Here is another article about Rose..
http://www.reviewjournal.com/columns-blogs/your-health/celebrating-sweet-life-long-it-may-last
apparently she lived in Clark Co which is where Las Vegas is located.. So it would appear that this was all local people trying to deal with local pharmacies.
@william.. apparently you have very little experience with end of life cancer pts.. I have seen these pts in a nursing home setting that are given 10 mg – 20mg Morphine conc liq (20mg/ml) sublinqual every hr AND PRN.. pain at the end of life cancer.. can be highly variable.. and it is impossible to “nail down” a particular dose.
I have not been denied my own medication. But CVS refused my daughter Vicodin, Ibuprofen and Flexaril because of two many red flags. He wouldn’t even try to call the Urgent care who wrote the prescriptions. I am over that. What worries me now is that the Fry’s food store where I get my pain meds told me that if I have them filled at any other location including another Fry’s, I won’t be able to have them filled at that store again. This includes if they do not have my medication in stock. I have to wait until they get it in or find another pharmacy permanently. Why can’t we find a better way to verify scripts?

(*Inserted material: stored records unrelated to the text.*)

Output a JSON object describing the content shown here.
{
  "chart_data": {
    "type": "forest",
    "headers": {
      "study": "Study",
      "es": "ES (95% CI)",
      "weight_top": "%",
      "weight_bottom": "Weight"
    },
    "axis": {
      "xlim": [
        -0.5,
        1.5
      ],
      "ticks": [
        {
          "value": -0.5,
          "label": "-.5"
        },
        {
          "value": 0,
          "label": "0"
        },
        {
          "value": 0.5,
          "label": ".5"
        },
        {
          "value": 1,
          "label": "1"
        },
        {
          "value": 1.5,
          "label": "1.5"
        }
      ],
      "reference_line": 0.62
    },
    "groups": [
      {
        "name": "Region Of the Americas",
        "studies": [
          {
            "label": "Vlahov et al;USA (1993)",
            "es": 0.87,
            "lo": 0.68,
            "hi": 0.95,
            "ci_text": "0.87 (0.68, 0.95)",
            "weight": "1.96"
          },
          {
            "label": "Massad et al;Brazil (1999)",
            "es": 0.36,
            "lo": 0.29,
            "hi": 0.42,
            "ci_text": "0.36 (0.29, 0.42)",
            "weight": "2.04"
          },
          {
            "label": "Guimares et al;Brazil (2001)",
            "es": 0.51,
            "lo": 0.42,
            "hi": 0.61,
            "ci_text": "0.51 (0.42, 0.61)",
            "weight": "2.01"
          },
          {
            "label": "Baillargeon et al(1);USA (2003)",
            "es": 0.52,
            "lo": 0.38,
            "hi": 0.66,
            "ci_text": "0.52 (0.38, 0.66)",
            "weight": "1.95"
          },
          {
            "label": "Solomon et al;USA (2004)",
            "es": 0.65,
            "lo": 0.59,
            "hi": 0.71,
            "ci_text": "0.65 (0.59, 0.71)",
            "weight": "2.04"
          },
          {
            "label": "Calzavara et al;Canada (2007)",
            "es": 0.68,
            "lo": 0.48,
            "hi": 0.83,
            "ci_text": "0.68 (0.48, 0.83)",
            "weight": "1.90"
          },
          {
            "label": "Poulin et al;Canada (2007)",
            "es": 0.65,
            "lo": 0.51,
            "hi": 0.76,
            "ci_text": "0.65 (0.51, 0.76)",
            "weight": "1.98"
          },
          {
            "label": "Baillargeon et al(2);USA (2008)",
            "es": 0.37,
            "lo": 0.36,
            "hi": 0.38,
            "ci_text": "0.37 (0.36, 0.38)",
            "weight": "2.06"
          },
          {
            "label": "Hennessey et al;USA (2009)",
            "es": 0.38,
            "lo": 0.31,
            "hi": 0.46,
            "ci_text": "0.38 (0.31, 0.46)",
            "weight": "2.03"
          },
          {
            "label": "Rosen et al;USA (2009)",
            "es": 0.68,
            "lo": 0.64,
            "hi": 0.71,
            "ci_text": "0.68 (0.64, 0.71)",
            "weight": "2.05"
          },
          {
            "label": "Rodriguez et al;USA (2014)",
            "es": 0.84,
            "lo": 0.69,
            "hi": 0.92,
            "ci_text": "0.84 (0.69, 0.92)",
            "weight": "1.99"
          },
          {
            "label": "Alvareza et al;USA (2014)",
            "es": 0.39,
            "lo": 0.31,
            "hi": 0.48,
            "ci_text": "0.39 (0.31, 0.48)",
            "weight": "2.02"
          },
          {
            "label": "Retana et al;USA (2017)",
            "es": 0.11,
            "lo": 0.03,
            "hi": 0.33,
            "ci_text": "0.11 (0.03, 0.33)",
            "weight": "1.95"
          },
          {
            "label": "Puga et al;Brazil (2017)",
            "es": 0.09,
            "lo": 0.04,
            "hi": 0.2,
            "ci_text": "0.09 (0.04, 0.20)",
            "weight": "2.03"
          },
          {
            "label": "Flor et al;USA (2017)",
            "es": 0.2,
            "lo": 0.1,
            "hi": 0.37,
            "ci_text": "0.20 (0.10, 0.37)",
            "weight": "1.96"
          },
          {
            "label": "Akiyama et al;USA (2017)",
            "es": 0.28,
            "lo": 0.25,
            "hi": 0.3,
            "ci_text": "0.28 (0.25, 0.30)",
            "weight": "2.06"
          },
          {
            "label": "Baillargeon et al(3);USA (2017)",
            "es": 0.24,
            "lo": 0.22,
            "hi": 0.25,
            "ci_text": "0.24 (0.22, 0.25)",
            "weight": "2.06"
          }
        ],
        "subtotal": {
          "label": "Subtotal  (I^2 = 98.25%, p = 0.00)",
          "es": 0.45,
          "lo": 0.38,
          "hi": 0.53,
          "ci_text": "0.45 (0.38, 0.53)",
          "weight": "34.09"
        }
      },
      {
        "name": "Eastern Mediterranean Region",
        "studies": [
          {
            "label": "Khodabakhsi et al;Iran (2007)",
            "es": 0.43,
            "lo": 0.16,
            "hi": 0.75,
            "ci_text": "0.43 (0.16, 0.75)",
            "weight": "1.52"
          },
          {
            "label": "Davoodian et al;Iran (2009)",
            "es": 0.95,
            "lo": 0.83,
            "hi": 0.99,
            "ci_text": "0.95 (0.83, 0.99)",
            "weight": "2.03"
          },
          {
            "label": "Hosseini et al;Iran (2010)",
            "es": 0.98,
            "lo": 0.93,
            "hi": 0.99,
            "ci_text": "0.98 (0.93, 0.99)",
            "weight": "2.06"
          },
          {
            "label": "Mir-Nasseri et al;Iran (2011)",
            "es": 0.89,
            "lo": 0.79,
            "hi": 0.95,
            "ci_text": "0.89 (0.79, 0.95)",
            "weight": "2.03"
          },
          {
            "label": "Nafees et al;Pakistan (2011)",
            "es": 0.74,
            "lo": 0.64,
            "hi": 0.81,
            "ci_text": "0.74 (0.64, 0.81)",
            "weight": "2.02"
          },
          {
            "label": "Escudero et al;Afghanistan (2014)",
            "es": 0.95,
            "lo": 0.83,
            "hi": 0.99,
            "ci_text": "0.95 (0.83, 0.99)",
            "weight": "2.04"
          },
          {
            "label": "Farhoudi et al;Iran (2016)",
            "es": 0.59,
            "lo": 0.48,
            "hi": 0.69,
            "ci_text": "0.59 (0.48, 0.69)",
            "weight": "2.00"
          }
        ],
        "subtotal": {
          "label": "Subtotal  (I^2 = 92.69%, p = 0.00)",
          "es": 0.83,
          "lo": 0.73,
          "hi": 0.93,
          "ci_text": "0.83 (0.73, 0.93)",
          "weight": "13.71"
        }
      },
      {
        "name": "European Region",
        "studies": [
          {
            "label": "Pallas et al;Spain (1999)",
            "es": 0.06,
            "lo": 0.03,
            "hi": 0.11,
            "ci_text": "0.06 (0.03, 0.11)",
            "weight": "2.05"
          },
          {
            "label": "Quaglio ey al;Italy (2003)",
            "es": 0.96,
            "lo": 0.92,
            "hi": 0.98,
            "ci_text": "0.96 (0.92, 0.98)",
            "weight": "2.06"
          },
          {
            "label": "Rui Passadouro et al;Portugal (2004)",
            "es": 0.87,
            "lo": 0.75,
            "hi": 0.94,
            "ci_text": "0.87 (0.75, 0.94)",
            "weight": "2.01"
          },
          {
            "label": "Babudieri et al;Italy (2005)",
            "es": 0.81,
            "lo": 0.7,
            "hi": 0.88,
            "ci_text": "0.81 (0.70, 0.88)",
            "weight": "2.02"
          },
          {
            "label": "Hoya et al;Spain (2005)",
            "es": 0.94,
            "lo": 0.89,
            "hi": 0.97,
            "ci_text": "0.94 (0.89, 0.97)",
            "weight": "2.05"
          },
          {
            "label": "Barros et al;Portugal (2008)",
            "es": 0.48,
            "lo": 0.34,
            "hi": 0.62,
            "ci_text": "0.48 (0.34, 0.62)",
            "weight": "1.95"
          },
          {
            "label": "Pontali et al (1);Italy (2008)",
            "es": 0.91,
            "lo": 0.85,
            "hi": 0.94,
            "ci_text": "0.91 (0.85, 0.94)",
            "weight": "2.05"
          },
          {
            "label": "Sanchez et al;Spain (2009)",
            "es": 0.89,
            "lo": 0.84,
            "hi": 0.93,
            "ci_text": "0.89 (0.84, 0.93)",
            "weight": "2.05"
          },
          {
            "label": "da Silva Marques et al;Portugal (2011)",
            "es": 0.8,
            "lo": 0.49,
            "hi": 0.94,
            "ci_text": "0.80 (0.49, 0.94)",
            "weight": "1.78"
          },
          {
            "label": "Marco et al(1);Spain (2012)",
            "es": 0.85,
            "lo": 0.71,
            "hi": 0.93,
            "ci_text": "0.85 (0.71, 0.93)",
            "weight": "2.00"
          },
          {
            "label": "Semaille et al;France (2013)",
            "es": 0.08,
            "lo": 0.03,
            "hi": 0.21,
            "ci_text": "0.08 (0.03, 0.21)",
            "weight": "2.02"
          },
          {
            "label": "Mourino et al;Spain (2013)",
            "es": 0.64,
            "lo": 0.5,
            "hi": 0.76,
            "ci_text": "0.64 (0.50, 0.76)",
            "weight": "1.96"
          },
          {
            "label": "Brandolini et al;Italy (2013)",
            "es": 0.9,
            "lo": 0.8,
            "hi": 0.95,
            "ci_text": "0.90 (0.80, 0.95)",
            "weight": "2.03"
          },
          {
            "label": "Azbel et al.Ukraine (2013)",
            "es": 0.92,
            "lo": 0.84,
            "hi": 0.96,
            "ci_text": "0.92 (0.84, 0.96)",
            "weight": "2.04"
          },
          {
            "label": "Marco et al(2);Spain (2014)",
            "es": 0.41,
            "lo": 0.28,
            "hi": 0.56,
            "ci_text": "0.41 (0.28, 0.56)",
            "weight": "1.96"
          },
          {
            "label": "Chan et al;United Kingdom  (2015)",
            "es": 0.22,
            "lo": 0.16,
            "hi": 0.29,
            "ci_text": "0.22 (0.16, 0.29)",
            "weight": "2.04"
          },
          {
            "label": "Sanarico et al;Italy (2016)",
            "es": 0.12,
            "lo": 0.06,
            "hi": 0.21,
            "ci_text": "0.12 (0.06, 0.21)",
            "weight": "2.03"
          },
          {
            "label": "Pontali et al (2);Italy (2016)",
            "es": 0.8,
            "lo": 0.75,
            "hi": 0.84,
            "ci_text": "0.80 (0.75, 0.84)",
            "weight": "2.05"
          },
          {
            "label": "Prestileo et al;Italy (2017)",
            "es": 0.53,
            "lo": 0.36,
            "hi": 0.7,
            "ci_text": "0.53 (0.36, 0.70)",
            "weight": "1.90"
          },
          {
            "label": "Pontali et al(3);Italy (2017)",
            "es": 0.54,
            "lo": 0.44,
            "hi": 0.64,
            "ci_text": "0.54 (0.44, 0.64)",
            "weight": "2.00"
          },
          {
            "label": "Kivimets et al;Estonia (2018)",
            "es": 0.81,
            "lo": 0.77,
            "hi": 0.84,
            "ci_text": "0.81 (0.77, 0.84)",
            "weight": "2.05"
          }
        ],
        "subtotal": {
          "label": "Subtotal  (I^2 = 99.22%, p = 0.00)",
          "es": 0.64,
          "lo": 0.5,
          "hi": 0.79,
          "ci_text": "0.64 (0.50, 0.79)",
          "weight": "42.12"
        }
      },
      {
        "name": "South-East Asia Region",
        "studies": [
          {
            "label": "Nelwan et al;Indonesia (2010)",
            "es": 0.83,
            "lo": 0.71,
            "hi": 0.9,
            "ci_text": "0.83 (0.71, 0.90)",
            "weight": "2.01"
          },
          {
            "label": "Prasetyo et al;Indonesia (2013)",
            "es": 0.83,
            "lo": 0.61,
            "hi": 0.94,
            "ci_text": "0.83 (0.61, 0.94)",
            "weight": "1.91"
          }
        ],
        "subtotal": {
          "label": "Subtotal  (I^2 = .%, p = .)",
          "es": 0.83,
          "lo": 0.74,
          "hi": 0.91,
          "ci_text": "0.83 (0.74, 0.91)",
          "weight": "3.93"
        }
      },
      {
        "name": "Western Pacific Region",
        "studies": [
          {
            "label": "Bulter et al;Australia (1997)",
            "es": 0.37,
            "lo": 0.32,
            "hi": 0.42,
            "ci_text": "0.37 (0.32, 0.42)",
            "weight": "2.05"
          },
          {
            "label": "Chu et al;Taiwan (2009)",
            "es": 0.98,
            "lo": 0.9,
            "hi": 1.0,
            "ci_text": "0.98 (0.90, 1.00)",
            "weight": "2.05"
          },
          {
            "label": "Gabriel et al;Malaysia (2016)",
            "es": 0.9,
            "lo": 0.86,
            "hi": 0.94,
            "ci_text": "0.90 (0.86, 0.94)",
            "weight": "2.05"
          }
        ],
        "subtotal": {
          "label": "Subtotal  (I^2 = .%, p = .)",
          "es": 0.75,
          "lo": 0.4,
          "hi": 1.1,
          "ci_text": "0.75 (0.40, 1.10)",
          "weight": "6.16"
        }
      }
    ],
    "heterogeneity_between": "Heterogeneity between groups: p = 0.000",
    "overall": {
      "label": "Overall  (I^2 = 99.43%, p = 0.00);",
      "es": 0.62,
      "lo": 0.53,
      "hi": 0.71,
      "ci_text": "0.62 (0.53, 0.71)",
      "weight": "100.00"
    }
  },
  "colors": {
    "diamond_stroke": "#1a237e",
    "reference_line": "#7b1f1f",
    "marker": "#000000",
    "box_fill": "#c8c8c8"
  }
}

Nothing surprises me anymore when it comes to prescribing and filling much needed opiates for people who need it the most. This thing about Walgreens prescribing opiates at their own digression is ridiculous when a suffering people cant reason with a person at Walgreens pharmacy that has no morals. Your better off talking to the wall.
If my Mom was suffering with cancer and a pharmacist refused to fill her script of opiates because they think their digression is telling them otherwise , I would not be responsible for my actions. And the general public wonders why certain people lose control of their patients. I’m fed up with stories like this.
We must be willing to get rid of the life we planned so is to have the life that is waiting for us. If its a life of cancer or chronic pain , I don’t see the difference in which the pain consumes the body ,must we suffer our life away. What happen to care and compassion in this so called free country we live. We’ve lost sight of what really matters now days.